The words are full of warmth, hope and comfort. But fortunately for history, the Queen never had to say them.
Deep in the corridors of Whitehall at the height of the Cold War civil servants prepared a speech for the monarch to deliver at the outbreak of World War Three between a nuclear-armed Soviet Union and the West.
In a chilling depiction of a world on the brink of nuclear destruction, she denounces the ‘deadly power of abused technology’ - and refers to her ‘beloved son Andrew’ on the front line. However, she rallies her country behind her, declaring in the planned broadcast: ‘Whatever terrors lie in wait for us all the qualities that have helped to keep our freedom intact twice already during this sad century will once more be our strength.’
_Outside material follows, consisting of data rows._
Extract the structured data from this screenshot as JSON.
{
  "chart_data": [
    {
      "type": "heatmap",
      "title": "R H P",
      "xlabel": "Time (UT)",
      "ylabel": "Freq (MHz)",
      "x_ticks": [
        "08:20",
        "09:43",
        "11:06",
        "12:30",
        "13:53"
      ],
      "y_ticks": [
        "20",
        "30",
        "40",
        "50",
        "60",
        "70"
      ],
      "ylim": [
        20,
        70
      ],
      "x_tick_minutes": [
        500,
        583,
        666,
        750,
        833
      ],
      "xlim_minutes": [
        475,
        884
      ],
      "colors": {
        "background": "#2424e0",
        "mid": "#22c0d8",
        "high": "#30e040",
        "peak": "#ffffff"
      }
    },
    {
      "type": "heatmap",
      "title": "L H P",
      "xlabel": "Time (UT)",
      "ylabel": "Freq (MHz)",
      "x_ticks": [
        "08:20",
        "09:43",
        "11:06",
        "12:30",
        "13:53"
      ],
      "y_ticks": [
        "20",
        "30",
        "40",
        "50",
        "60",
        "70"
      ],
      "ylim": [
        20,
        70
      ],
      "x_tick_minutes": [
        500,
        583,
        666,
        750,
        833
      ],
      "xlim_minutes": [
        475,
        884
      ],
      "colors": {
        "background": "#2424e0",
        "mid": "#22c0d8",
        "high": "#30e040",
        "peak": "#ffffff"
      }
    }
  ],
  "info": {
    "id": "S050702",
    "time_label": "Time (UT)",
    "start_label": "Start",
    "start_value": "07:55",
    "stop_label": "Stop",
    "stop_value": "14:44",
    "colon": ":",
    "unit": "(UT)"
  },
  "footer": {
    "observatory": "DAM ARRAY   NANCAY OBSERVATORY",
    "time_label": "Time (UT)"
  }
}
The moving words were written by an imaginative speech writer taking part in a disaster planning exercise and are among previously secret Cabinet files newly released by the National Archives.
The writer envisages the Queen saying: ‘Not for a single moment did I imagine that this solemn and awful duty would one day fall to me.’ It continues: ‘We all know that the dangers facing us today are greater by far than at any time in our long history.’
The disaster planning meeting, known as the Cabinet Wintex-Cimex 83 Committee exercise, came in the spring of 1983 against a backdrop of worsening US-Russian relations and tit-for-tat battles on each side.
It was the year that US President Ronald Reagan described the Soviets as the ‘evil empire’, deployed medium-range nuclear missiles to Europe and began the Star Wars project.
A Nato military exercise codenamed Able Archer nearly led to actual war when the Soviet Union became convinced it was a genuine attack. The Queen’s words were imagined to be broadcast at noon on Friday, March 4, 1983.
In the exercise, Orange (the Soviet Union and its Warsaw Pact allies) launch a chemical weapons attack on Britain. The Blue forces (Nato) respond with a ‘limited yield’ nuclear strike forcing the Orange bloc to offer peace. The civil servants even thought up what the Prime Minister would say. A participant writes a speech for Margaret Thatcher saying: ‘We wanted peace and strove to achieve it. ‘We are the victims of an unprovoked attack and, with our allies, we will fight back.’